Lawyering Experience Requirement
Students earning a Family Law Certificate must complete a lawyering experience consisting of either the Clinic Internship (Family Law, Juvenile Law) or an externship that involves a lawyering experience in a family law or juvenile law placement. Family Law Certificate administrators, working together with the externship coordinator, will determine whether an externship meets the necessary criteria.

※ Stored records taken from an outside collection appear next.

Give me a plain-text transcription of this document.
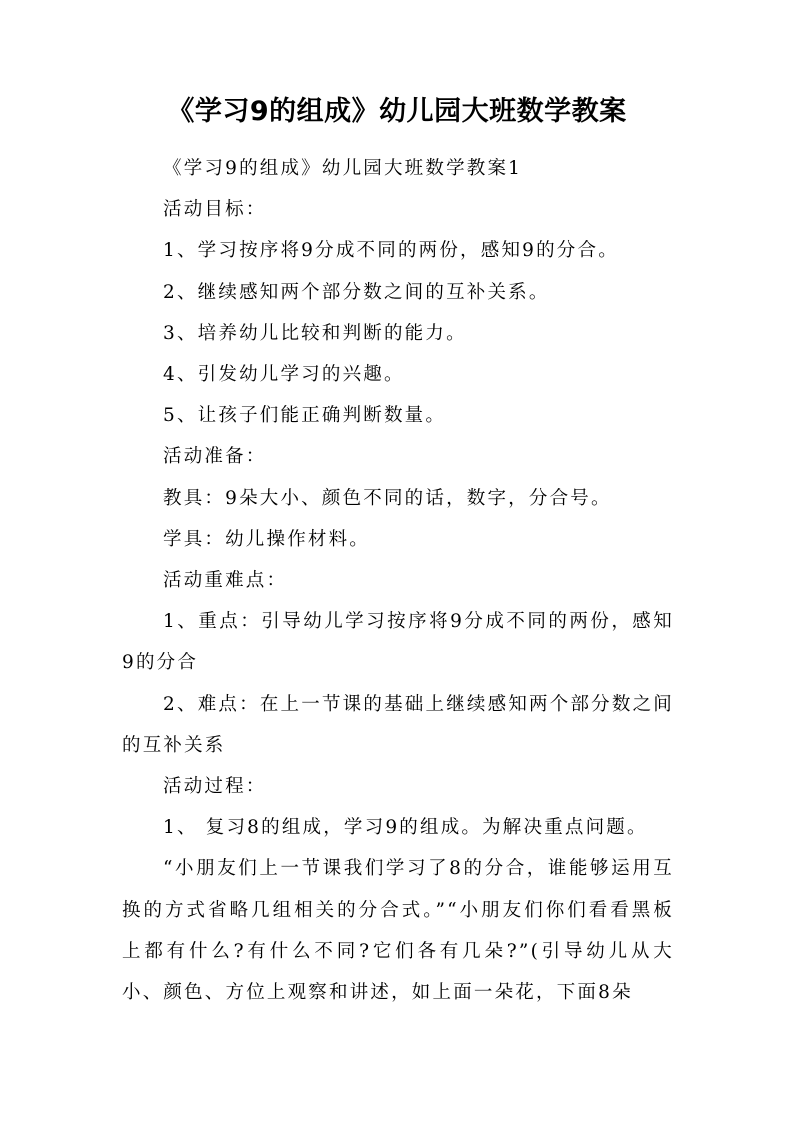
《学习9的组成》幼儿园大班数学教案

《学习9的组成》幼儿园大班数学教案1

活动目标：

1、学习按序将9分成不同的两份，感知9的分合。

2、继续感知两个部分数之间的互补关系。

3、培养幼儿比较和判断的能力。

4、引发幼儿学习的兴趣。

5、让孩子们能正确判断数量。

活动准备：

教具：9朵大小、颜色不同的话，数字，分合号。

学具：幼儿操作材料。

活动重难点：

1、重点：引导幼儿学习按序将9分成不同的两份，感知9的分合

2、难点：在上一节课的基础上继续感知两个部分数之间的互补关系

活动过程：

1、 复习8的组成，学习9的组成。为解决重点问题。

“小朋友们上一节课我们学习了8的分合，谁能够运用互换的方式省略几组相关的分合式。”“小朋友们你们看看黑板上都有什么?有什么不同?它们各有几朵?”(引导幼儿从大小、颜色、方位上观察和讲述，如上面一朵花，下面8朵
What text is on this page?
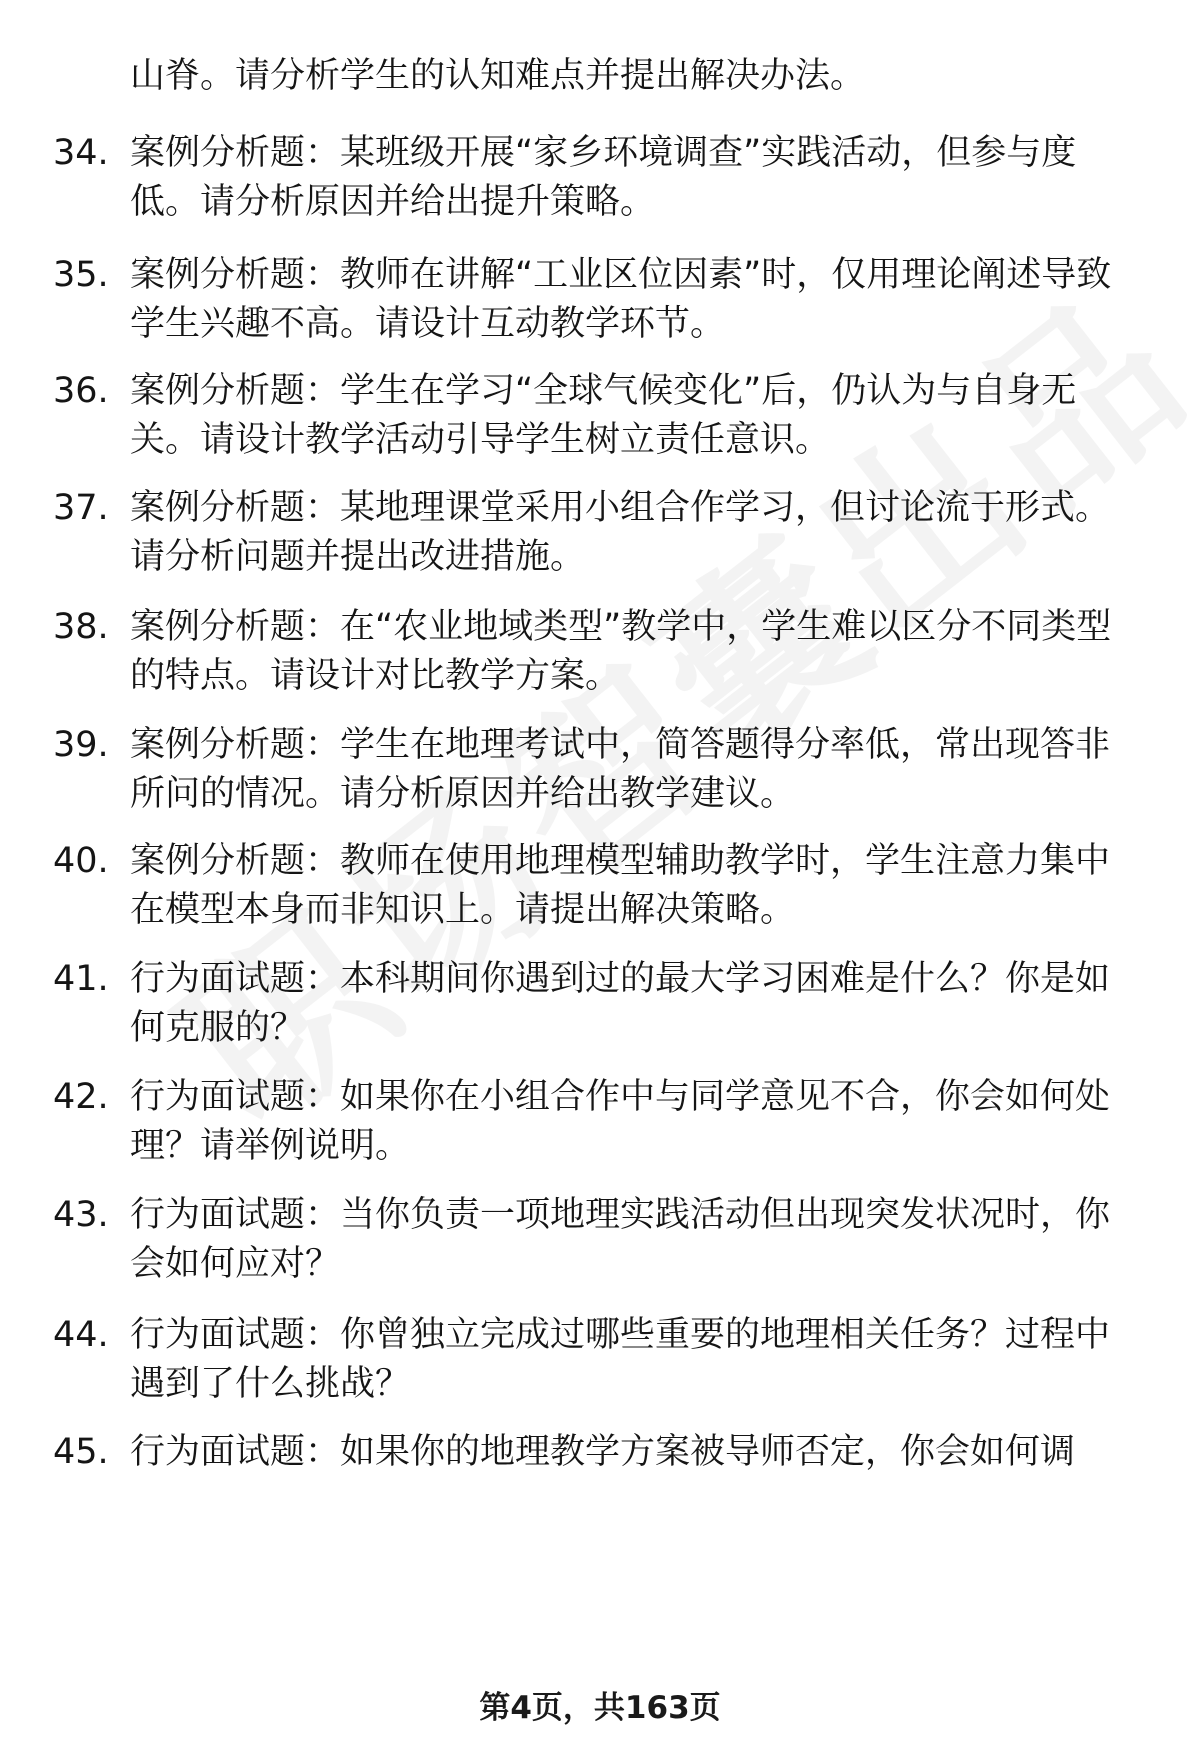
山脊。请分析学生的认知难点并提出解决办法。
34. 案例分析题：某班级开展“家乡环境调查”实践活动，但参与度低。请分析原因并给出提升策略。
35. 案例分析题：教师在讲解“工业区位因素”时，仅用理论阐述导致学生兴趣不高。请设计互动教学环节。
36. 案例分析题：学生在学习“全球气候变化”后，仍认为与自身无关。请设计教学活动引导学生树立责任意识。
37. 案例分析题：某地理课堂采用小组合作学习，但讨论流于形式。请分析问题并提出改进措施。
38. 案例分析题：在“农业地域类型”教学中，学生难以区分不同类型的特点。请设计对比教学方案。
39. 案例分析题：学生在地理考试中，简答题得分率低，常出现答非所问的情况。请分析原因并给出教学建议。
40. 案例分析题：教师在使用地理模型辅助教学时，学生注意力集中在模型本身而非知识上。请提出解决策略。
41. 行为面试题：本科期间你遇到过的最大学习困难是什么？你是如何克服的？
42. 行为面试题：如果你在小组合作中与同学意见不合，你会如何处理？请举例说明。
43. 行为面试题：当你负责一项地理实践活动但出现突发状况时，你会如何应对？
44. 行为面试题：你曾独立完成过哪些重要的地理相关任务？过程中遇到了什么挑战？
45. 行为面试题：如果你的地理教学方案被导师否定，你会如何调
第4页，共163页
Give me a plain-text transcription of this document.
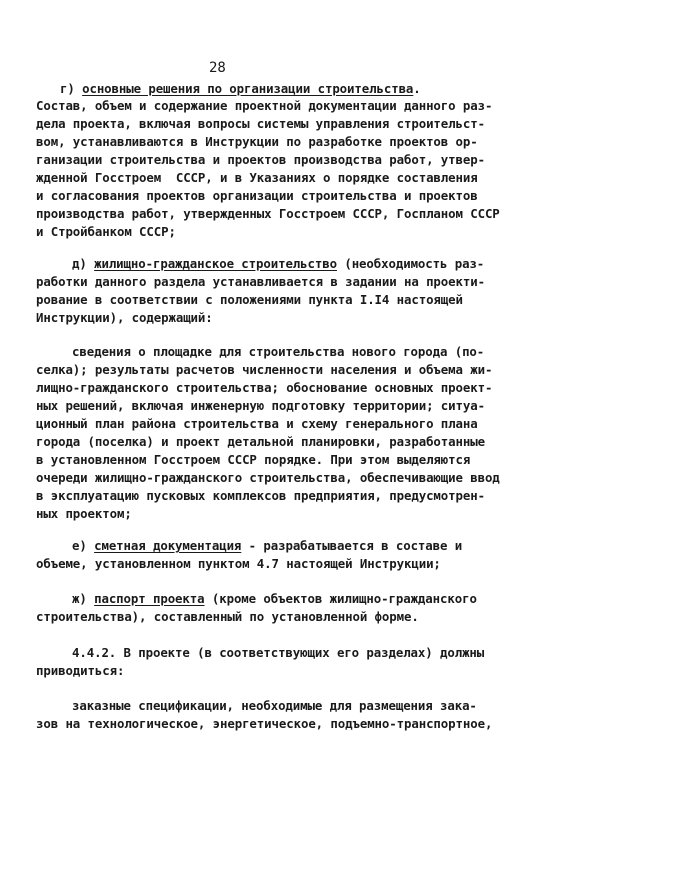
28
г) основные решения по организации строительства.
Состав, объем и содержание проектной документации данного раз-
дела проекта, включая вопросы системы управления строительст-
вом, устанавливаются в Инструкции по разработке проектов ор-
ганизации строительства и проектов производства работ, утвер-
жденной Госстроем  СССР, и в Указаниях о порядке составления
и согласования проектов организации строительства и проектов
производства работ, утвержденных Госстроем СССР, Госпланом СССР
и Стройбанком СССР;
д) жилищно-гражданское строительство (необходимость раз-
работки данного раздела устанавливается в задании на проекти-
рование в соответствии с положениями пункта I.I4 настоящей
Инструкции), содержащий:
сведения о площадке для строительства нового города (по-
селка); результаты расчетов численности населения и объема жи-
лищно-гражданского строительства; обоснование основных проект-
ных решений, включая инженерную подготовку территории; ситуа-
ционный план района строительства и схему генерального плана
города (поселка) и проект детальной планировки, разработанные
в установленном Госстроем СССР порядке. При этом выделяются
очереди жилищно-гражданского строительства, обеспечивающие ввод
в эксплуатацию пусковых комплексов предприятия, предусмотрен-
ных проектом;
е) сметная документация - разрабатывается в составе и
объеме, установленном пунктом 4.7 настоящей Инструкции;
ж) паспорт проекта (кроме объектов жилищно-гражданского
строительства), составленный по установленной форме.
4.4.2. В проекте (в соответствующих его разделах) должны
приводиться:
заказные спецификации, необходимые для размещения зака-
зов на технологическое, энергетическое, подъемно-транспортное,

Any student interested in pursuing a Certificate in Family Law must first meet with a faculty member administering the program (Professor Linda Elrod or Professor Nancy Maxwell) to declare their interest and plan their course of study prior to completing 40 hours. The faculty member and student will complete the "Meeting Summary" (27 KB PDF). This faculty member will also serve as the student's Certificate advisor and will approve any waivers or alternative courses allowed or required by the program.
The student must complete 90 hours of total law school credit and achieve a minimum grade point average of 3.0 in courses used to satisfy the Certificate requirements. Students who obtain a minimum grade point average of 3.5 for courses used to satisfy the Certificate requirements will be awarded the Certificate in Family Law (with distinction).
Approved by the faculty: May 2005
Effective: January 2006
Updated: March 2008; updated: April 3, 2009; updated: April 6, 2009; updated: May 4, 2009; updated: April 5, 2010; updated: September 26, 2011; updated: June 1, 2012; updated: April 14, 2014.
Linda Henry Elrod
Richard S. Righter Distinguished Professor of Law Professor
Nancy G. Maxwell
Professor of Law
Students at Washburn University School of Law may distinguish themselves in the job market by earning a Certificate of Concentration. The areas of concentration can be completed within the traditional 90 credit hours required for graduation. While students do not declare majors because law school provides a broad foundational education, the certificate program at Washburn Law allows students to formalize an area of specialization within the traditional law school curriculum.